When I started selling books online, I thought it would be just fine if I made a couple of dollars of profit on each book I shipped. If I could make more than that on certain books, great — but I figured I’d sell anything I could for some chump change.
I also offered every book I had for international shipping because I figured that adding overseas sales to the mix would help me make money even faster.
These latest Postal Service rate hikes, though, are going to take a toll on our business. Media Mail is going up a lot, nearly 18 percent. And on Amazon, overseas customers will have to spend $12.50 on International shipping — more than the price of my average book!
If you combine this with Amazon’s constant offers of free shipping for new merchandise and Fulfilled by Amazon merchants, we’re going to have to scrap a lot harder for every sale. So from now on, I’m going to concentrate on higher-priced books, so that each sale is worth the headaches.
This week the Associated Press asked me how I thought the postal rate hikes would affect online bookselling. The story, which hit the wire this morning, says:
I don’t know what in the world I was thinking when I said “poetry.” I haven’t sold a single poetry book in seven years, I don’t even know if anyone buys them. I was just trying to think of an example of something you can specialize in.
What do you think? Will the postal rate hikes change your business?




6 Comments
Just so you know…
We’ve sold a modest number of poetry books at decent prices. We’ve found it somewhat semeter-driven (more sales at the beginning of a school semester), and completely unworried by condition issues (as long as they are properly described).
Poetry is now one of the areas we eyeball when we have unfettered access to a library sale area.
We have just started selling online and are taking a wait and see attitude. We sell alot of low profit books to get our feedback score up and develope a base of customers. We have only been selling 6 months and already have repeat customers. Our inventory is only around 1500 books and we sell for a second income. My wife and I spend around 15 to 20 hours a week doing “books” and now have something to do together and it also takes her mind off her health problems. We get around 800 to 1000 a month in deposits from our sales on half.com and amazon with a profit of 2 or 3 hundred. Before we invest in a scanner/program or make a effort to double our inventory (its around 1500 books) we are going to see how the rate hikes shake out the field of sellers along with how it affects our bottom line.
I do have some lower priced inventory, but I have focused on books with higher prices for a couple of years, and I don’t regret having lower sales volume, as my net income meets my needs.
That said, the business continues to require more work for less profit every year, so depending on a book’s sales ranking and condition, sometimes I list a book or two that ordinarily wouldn’t be worth the effort.
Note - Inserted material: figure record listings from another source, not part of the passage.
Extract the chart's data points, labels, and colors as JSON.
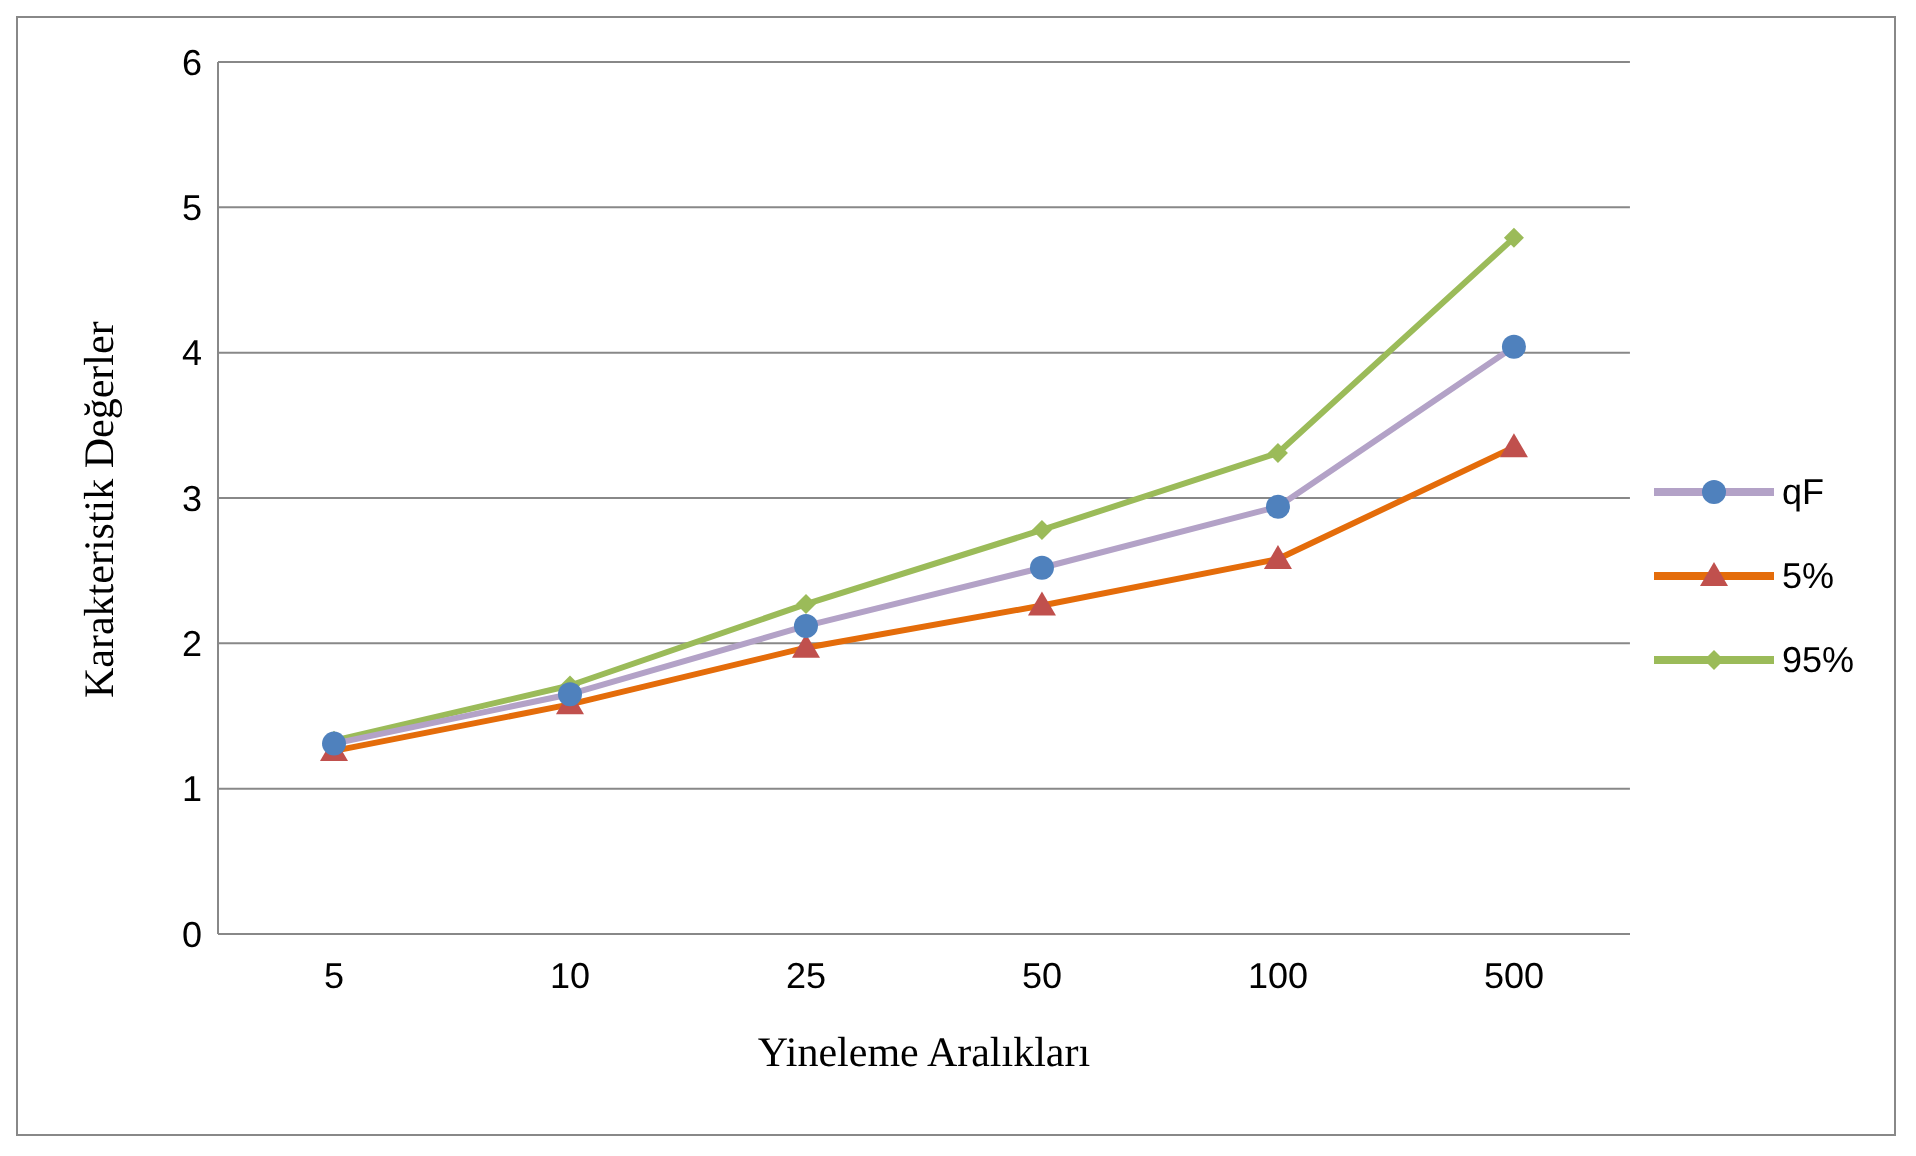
{
  "chart_data": {
    "type": "line",
    "xlabel": "Yineleme Aralıkları",
    "ylabel": "Karakteristik Değerler",
    "categories": [
      "5",
      "10",
      "25",
      "50",
      "100",
      "500"
    ],
    "ylim": [
      0,
      6
    ],
    "yticks": [
      0,
      1,
      2,
      3,
      4,
      5,
      6
    ],
    "grid": "y",
    "legend": "right",
    "line_style": "solid",
    "series": [
      {
        "name": "qF",
        "color": "#b3a2c7",
        "colors": [
          "#4f81bd",
          "#4f81bd",
          "#4f81bd",
          "#4f81bd",
          "#4f81bd",
          "#4f81bd"
        ],
        "marker": "circle",
        "values": [
          1.31,
          1.65,
          2.12,
          2.52,
          2.94,
          4.04
        ]
      },
      {
        "name": "5%",
        "color": "#e46c0a",
        "colors": [
          "#c0504d",
          "#c0504d",
          "#c0504d",
          "#c0504d",
          "#c0504d",
          "#c0504d"
        ],
        "marker": "triangle",
        "values": [
          1.26,
          1.58,
          1.97,
          2.26,
          2.58,
          3.35
        ]
      },
      {
        "name": "95%",
        "color": "#9bbb59",
        "colors": [
          "#9bbb59",
          "#9bbb59",
          "#9bbb59",
          "#9bbb59",
          "#9bbb59",
          "#9bbb59"
        ],
        "marker": "diamond",
        "values": [
          1.33,
          1.71,
          2.27,
          2.78,
          3.31,
          4.79
        ]
      }
    ]
  }
}
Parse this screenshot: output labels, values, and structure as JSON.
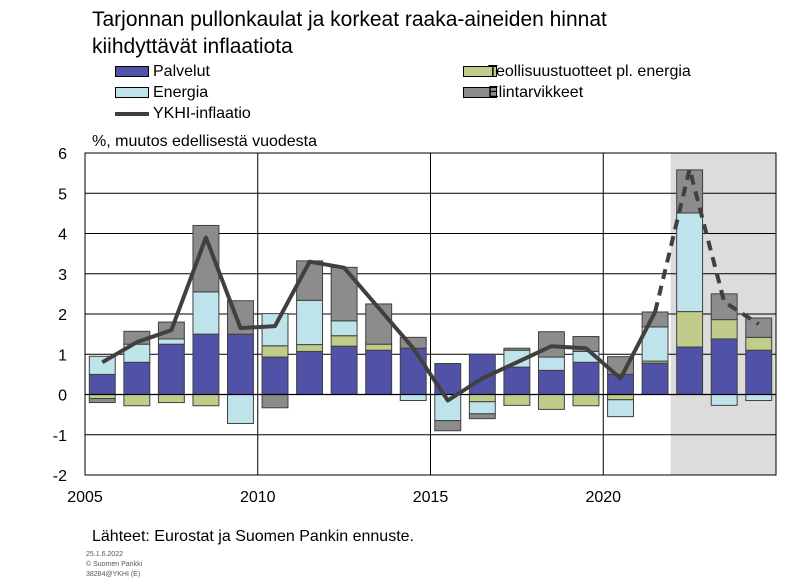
{
  "title_line1": "Tarjonnan pullonkaulat ja korkeat raaka-aineiden hinnat",
  "title_line2": "kiihdyttävät inflaatiota",
  "unit_label": "%, muutos edellisestä vuodesta",
  "source": "Lähteet: Eurostat ja Suomen Pankin ennuste.",
  "meta": [
    "25.1.6.2022",
    "© Suomen Pankki",
    "38284@YKHI (E)"
  ],
  "legend": {
    "palvelut": "Palvelut",
    "teollisuus": "Teollisuustuotteet pl. energia",
    "energia": "Energia",
    "elintarvikkeet": "Elintarvikkeet",
    "ykhi": "YKHI-inflaatio"
  },
  "colors": {
    "palvelut": "#4f52a6",
    "teollisuus": "#c0cd8a",
    "energia": "#bfe3ea",
    "elintarvikkeet": "#8c8c8c",
    "ykhi": "#404040",
    "forecast_bg": "#dcdcdc"
  },
  "chart_data": {
    "type": "bar",
    "stacked": true,
    "title": "Tarjonnan pullonkaulat ja korkeat raaka-aineiden hinnat kiihdyttävät inflaatiota",
    "ylabel": "%, muutos edellisestä vuodesta",
    "ylim": [
      -2,
      6
    ],
    "yticks": [
      -2,
      -1,
      0,
      1,
      2,
      3,
      4,
      5,
      6
    ],
    "xticks": [
      "2005",
      "2010",
      "2015",
      "2020"
    ],
    "categories": [
      2005,
      2006,
      2007,
      2008,
      2009,
      2010,
      2011,
      2012,
      2013,
      2014,
      2015,
      2016,
      2017,
      2018,
      2019,
      2020,
      2021,
      2022,
      2023,
      2024
    ],
    "forecast_from": 2022,
    "series": [
      {
        "name": "Palvelut",
        "values": [
          0.5,
          0.8,
          1.25,
          1.5,
          1.5,
          0.93,
          1.07,
          1.2,
          1.1,
          1.15,
          0.77,
          1.0,
          0.68,
          0.6,
          0.8,
          0.5,
          0.78,
          1.18,
          1.38,
          1.1
        ]
      },
      {
        "name": "Teollisuustuotteet pl. energia",
        "values": [
          -0.1,
          -0.28,
          -0.2,
          -0.28,
          0.0,
          0.28,
          0.17,
          0.26,
          0.15,
          0.0,
          0.0,
          -0.18,
          -0.27,
          -0.37,
          -0.28,
          -0.13,
          0.05,
          0.88,
          0.48,
          0.32
        ]
      },
      {
        "name": "Energia",
        "values": [
          0.45,
          0.45,
          0.13,
          1.05,
          -0.72,
          0.8,
          1.1,
          0.37,
          0.0,
          -0.15,
          -0.65,
          -0.3,
          0.42,
          0.33,
          0.27,
          -0.42,
          0.85,
          2.45,
          -0.27,
          -0.15
        ]
      },
      {
        "name": "Elintarvikkeet",
        "values": [
          -0.1,
          0.32,
          0.42,
          1.65,
          0.83,
          -0.33,
          0.98,
          1.33,
          1.0,
          0.27,
          -0.25,
          -0.12,
          0.05,
          0.63,
          0.37,
          0.44,
          0.37,
          1.07,
          0.64,
          0.48
        ]
      }
    ],
    "line": {
      "name": "YKHI-inflaatio",
      "values": [
        0.8,
        1.3,
        1.6,
        3.9,
        1.65,
        1.7,
        3.3,
        3.15,
        2.15,
        1.15,
        -0.15,
        0.4,
        0.8,
        1.2,
        1.15,
        0.4,
        2.05,
        5.6,
        2.3,
        1.75
      ]
    },
    "grid": true,
    "legend_position": "top"
  }
}
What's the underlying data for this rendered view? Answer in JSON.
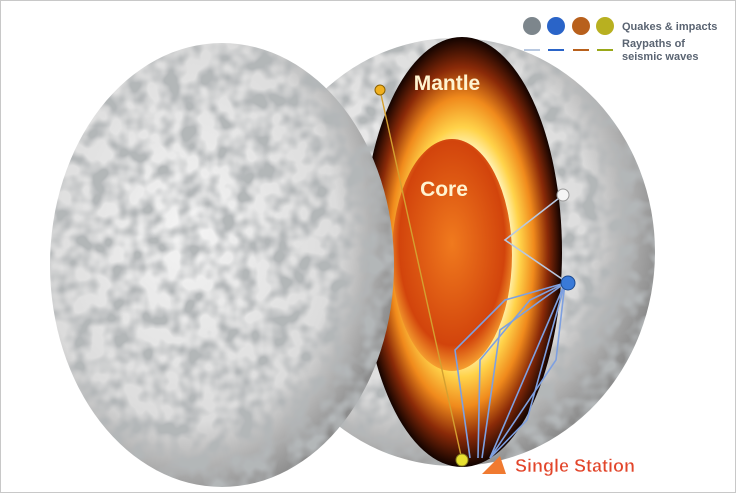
{
  "legend": {
    "quakes": "Quakes & impacts",
    "raypaths": [
      "Raypaths of",
      "seismic waves"
    ]
  },
  "labels": {
    "mantle": "Mantle",
    "core": "Core",
    "station": "Single Station"
  }
}
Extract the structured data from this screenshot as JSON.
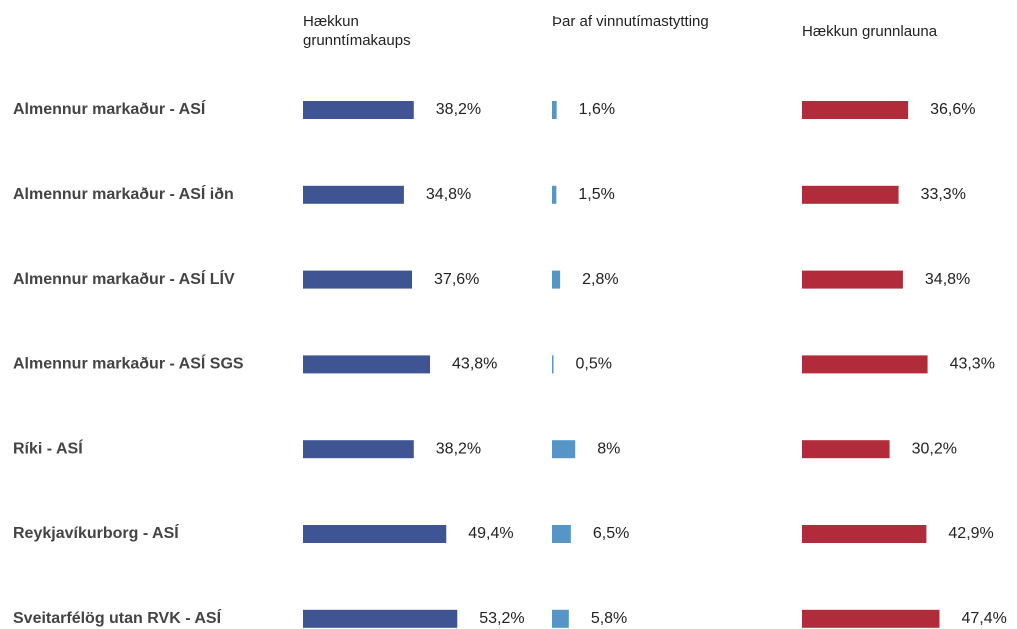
{
  "chart_data": {
    "type": "bar",
    "categories": [
      "Almennur markaður - ASÍ",
      "Almennur markaður - ASÍ iðn",
      "Almennur markaður - ASÍ LÍV",
      "Almennur markaður - ASÍ SGS",
      "Ríki - ASÍ",
      "Reykjavíkurborg - ASÍ",
      "Sveitarfélög utan RVK - ASÍ"
    ],
    "series": [
      {
        "name": "Hækkun grunntímakaups",
        "color": "#3f5493",
        "values": [
          38.2,
          34.8,
          37.6,
          43.8,
          38.2,
          49.4,
          53.2
        ],
        "value_labels": [
          "38,2%",
          "34,8%",
          "37,6%",
          "43,8%",
          "38,2%",
          "49,4%",
          "53,2%"
        ]
      },
      {
        "name": "Þar af vinnutímastytting",
        "color": "#5596c6",
        "values": [
          1.6,
          1.5,
          2.8,
          0.5,
          8,
          6.5,
          5.8
        ],
        "value_labels": [
          "1,6%",
          "1,5%",
          "2,8%",
          "0,5%",
          "8%",
          "6,5%",
          "5,8%"
        ]
      },
      {
        "name": "Hækkun grunnlauna",
        "color": "#b12b3b",
        "values": [
          36.6,
          33.3,
          34.8,
          43.3,
          30.2,
          42.9,
          47.4
        ],
        "value_labels": [
          "36,6%",
          "33,3%",
          "34,8%",
          "43,3%",
          "30,2%",
          "42,9%",
          "47,4%"
        ]
      }
    ]
  }
}
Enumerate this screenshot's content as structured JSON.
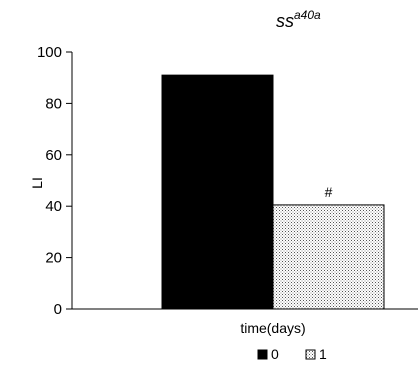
{
  "chart_data": {
    "type": "bar",
    "title": {
      "main": "ss",
      "superscript": "a40a"
    },
    "xlabel": "time(days)",
    "ylabel": "LI",
    "ylim": [
      0,
      100
    ],
    "yticks": [
      "0",
      "20",
      "40",
      "60",
      "80",
      "100"
    ],
    "grid": false,
    "legend_position": "bottom",
    "series": [
      {
        "name": "0",
        "value": 91,
        "color": "#000000",
        "pattern": "solid"
      },
      {
        "name": "1",
        "value": 40.5,
        "color": "#ffffff",
        "pattern": "stipple",
        "annotation": "#"
      }
    ]
  }
}
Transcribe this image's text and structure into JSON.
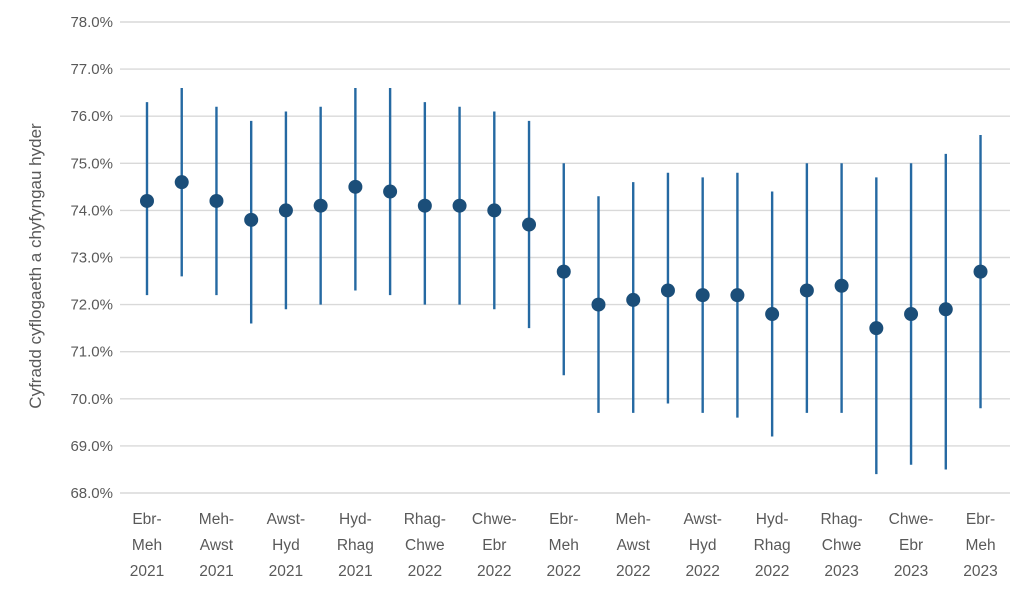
{
  "chart_data": {
    "type": "scatter",
    "subtype": "dot-with-confidence-interval-error-bars",
    "title": "",
    "xlabel": "",
    "ylabel": "Cyfradd cyflogaeth a chyfyngau hyder",
    "ylim": [
      68.0,
      78.0
    ],
    "y_tick_step": 1.0,
    "y_ticks": [
      "78.0%",
      "77.0%",
      "76.0%",
      "75.0%",
      "74.0%",
      "73.0%",
      "72.0%",
      "71.0%",
      "70.0%",
      "69.0%",
      "68.0%"
    ],
    "grid": "horizontal-only",
    "legend_position": "none",
    "colors": {
      "marker": "#1b4e79",
      "error_bar": "#2569a2",
      "gridline": "#d9d9d9",
      "tick_text": "#595959",
      "axis_title_text": "#595959"
    },
    "points": [
      {
        "value": 74.2,
        "ci_low": 72.2,
        "ci_high": 76.3,
        "label_lines": [
          "Ebr-",
          "Meh",
          "2021"
        ]
      },
      {
        "value": 74.6,
        "ci_low": 72.6,
        "ci_high": 76.6,
        "label_lines": null
      },
      {
        "value": 74.2,
        "ci_low": 72.2,
        "ci_high": 76.2,
        "label_lines": [
          "Meh-",
          "Awst",
          "2021"
        ]
      },
      {
        "value": 73.8,
        "ci_low": 71.6,
        "ci_high": 75.9,
        "label_lines": null
      },
      {
        "value": 74.0,
        "ci_low": 71.9,
        "ci_high": 76.1,
        "label_lines": [
          "Awst-",
          "Hyd",
          "2021"
        ]
      },
      {
        "value": 74.1,
        "ci_low": 72.0,
        "ci_high": 76.2,
        "label_lines": null
      },
      {
        "value": 74.5,
        "ci_low": 72.3,
        "ci_high": 76.6,
        "label_lines": [
          "Hyd-",
          "Rhag",
          "2021"
        ]
      },
      {
        "value": 74.4,
        "ci_low": 72.2,
        "ci_high": 76.6,
        "label_lines": null
      },
      {
        "value": 74.1,
        "ci_low": 72.0,
        "ci_high": 76.3,
        "label_lines": [
          "Rhag-",
          "Chwe",
          "2022"
        ]
      },
      {
        "value": 74.1,
        "ci_low": 72.0,
        "ci_high": 76.2,
        "label_lines": null
      },
      {
        "value": 74.0,
        "ci_low": 71.9,
        "ci_high": 76.1,
        "label_lines": [
          "Chwe-",
          "Ebr",
          "2022"
        ]
      },
      {
        "value": 73.7,
        "ci_low": 71.5,
        "ci_high": 75.9,
        "label_lines": null
      },
      {
        "value": 72.7,
        "ci_low": 70.5,
        "ci_high": 75.0,
        "label_lines": [
          "Ebr-",
          "Meh",
          "2022"
        ]
      },
      {
        "value": 72.0,
        "ci_low": 69.7,
        "ci_high": 74.3,
        "label_lines": null
      },
      {
        "value": 72.1,
        "ci_low": 69.7,
        "ci_high": 74.6,
        "label_lines": [
          "Meh-",
          "Awst",
          "2022"
        ]
      },
      {
        "value": 72.3,
        "ci_low": 69.9,
        "ci_high": 74.8,
        "label_lines": null
      },
      {
        "value": 72.2,
        "ci_low": 69.7,
        "ci_high": 74.7,
        "label_lines": [
          "Awst-",
          "Hyd",
          "2022"
        ]
      },
      {
        "value": 72.2,
        "ci_low": 69.6,
        "ci_high": 74.8,
        "label_lines": null
      },
      {
        "value": 71.8,
        "ci_low": 69.2,
        "ci_high": 74.4,
        "label_lines": [
          "Hyd-",
          "Rhag",
          "2022"
        ]
      },
      {
        "value": 72.3,
        "ci_low": 69.7,
        "ci_high": 75.0,
        "label_lines": null
      },
      {
        "value": 72.4,
        "ci_low": 69.7,
        "ci_high": 75.0,
        "label_lines": [
          "Rhag-",
          "Chwe",
          "2023"
        ]
      },
      {
        "value": 71.5,
        "ci_low": 68.4,
        "ci_high": 74.7,
        "label_lines": null
      },
      {
        "value": 71.8,
        "ci_low": 68.6,
        "ci_high": 75.0,
        "label_lines": [
          "Chwe-",
          "Ebr",
          "2023"
        ]
      },
      {
        "value": 71.9,
        "ci_low": 68.5,
        "ci_high": 75.2,
        "label_lines": null
      },
      {
        "value": 72.7,
        "ci_low": 69.8,
        "ci_high": 75.6,
        "label_lines": [
          "Ebr-",
          "Meh",
          "2023"
        ]
      }
    ]
  }
}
And by the way, I’ve also sold a modest number of poetry books for decent prices. I don’t look for poetry, but I don’t dismiss it automatically, either.
I am going to wait and see. With gasoline over $3 the hike does not seem unsupportable. My kids are 24, 28. They don’t blink at retail prices that turn me away and they eat out whenever they can afford to. If they are my “representative customers,” the rate hike won’t phase them.
We used a month’s profit, bought a reader as a toy (with a gps unit as well) and it paid for itself in our next month’s sales, which jumped in price per book. So I am weeding out the under $3 inventory to have space for higher value books. I am more concerned with competition from more sellers using technology than with the postage rate. We figure this is not likely to be a permanent source of extra income.
For over two years, we have been paring our low-end titles because after buying the book, including gas in travel, the fees for Amazon (including our monthly listing fee), we often don’t make any money at all on books under $4.00. Five dollar books garner a bit, esp. if they are small enough not to cost much to ship. STILL, not much there to work with if the customer loses track of the book (and we have to refund not just the book, but postage and ‘handling’ costs).
We are going through our inventory this week to ‘cull’ anything too heavy for international shipping. Debating on just stopping ALL international shipping on Amazon (Abe allows us to ask what we need to before accepting the order, although if we don’t take it, it affects our seller status).
Debbie K.
I pulled ALL my international listings at the last postal rate hike already. Amazon paid less than it costs to ship the book.
I told Amazon that this would really affect the international market.
But do they listen?
I maintain my no international shipping rule. The hazzle with customs, forms, books getting lost, customers who do not understand the feedback system and think 1 star is the best and cannot figure out how to remove it, and the trip to the Post Office for books weighing over a pound is sooooo not worth it. Especially if Amazon does not even cover the costs.
I feel really sorry for the many, many international customer that Amazon simply does not care for, but who do they care for?!